L’entrée de TF1 sur le marché publicitaire belge et la décision du CSA de reprendre en main les instructions relatives à RTL Belgium dont le siège social se situe en Belgique, sont des sujets qui touchent directement à la question de la compétence territoriale. La directive SMA applique le principe dit du « pays d’origine ». Ce principe dit qu’un éditeur doit appliquer la législation du pays dans lequel il est installé. Par exemple, si TF1 est actif sur le marché publicitaire belge, il dépend néanmoins de la législation française puisque son siège social et le lieu des décisions éditoriales sont en France.  La situation de RTL Belgium qui prétend dépendre du Luxembourg est différente, puisque le siège social de l’entité qui exerce le contrôle effectif sur la sélection et l’organisation de ses programmes se situe en Belgique, que les décisions éditoriales sont prises en Belgique et que son personnel est établi en Belgique.

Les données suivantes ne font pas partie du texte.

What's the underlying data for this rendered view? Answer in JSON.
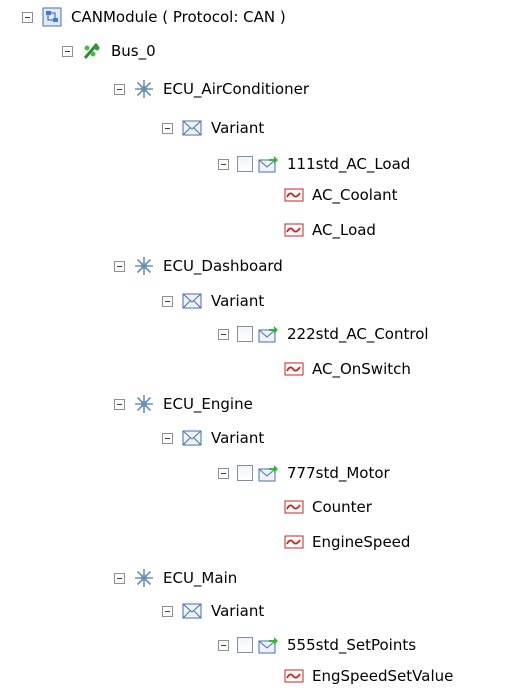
{
  "tree": {
    "root": {
      "label": "CANModule ( Protocol: CAN )"
    },
    "bus": {
      "label": "Bus_0"
    },
    "ecus": [
      {
        "label": "ECU_AirConditioner",
        "variant": "Variant",
        "frame": "111std_AC_Load",
        "signals": [
          "AC_Coolant",
          "AC_Load"
        ]
      },
      {
        "label": "ECU_Dashboard",
        "variant": "Variant",
        "frame": "222std_AC_Control",
        "signals": [
          "AC_OnSwitch"
        ]
      },
      {
        "label": "ECU_Engine",
        "variant": "Variant",
        "frame": "777std_Motor",
        "signals": [
          "Counter",
          "EngineSpeed"
        ]
      },
      {
        "label": "ECU_Main",
        "variant": "Variant",
        "frame": "555std_SetPoints",
        "signals": [
          "EngSpeedSetValue"
        ]
      }
    ]
  },
  "icons": {
    "module": "module-icon",
    "bus": "bus-icon",
    "ecu": "ecu-icon",
    "variant": "envelope-icon",
    "frame": "frame-envelope-icon",
    "signal": "signal-icon"
  }
}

L’ancien texte de la directive définissait déjà une série de critères de rattachement pour déterminer auprès de quel régulateur un éditeur doit se déclarer. Ces critères sont : Le lieu du siège social, le lieu où sont prises les décisions éditoriales et enfin le lieu où une majorité du personnel travaille. Au moment des débats sur le projet de révision de la directive SMA, le CSA et l’ERGA[1] avaient appelé la Commission à « clarifier » ces critères de rattachement de manière à ce qu’il ne subsiste aucune ambiguïté. Il semblerait que ces demandes aient été entendues puisque l’accord fait incontestablement un pas en avant en précisant notamment la notion de « décisions éditoriales » et la nature de celles-ci.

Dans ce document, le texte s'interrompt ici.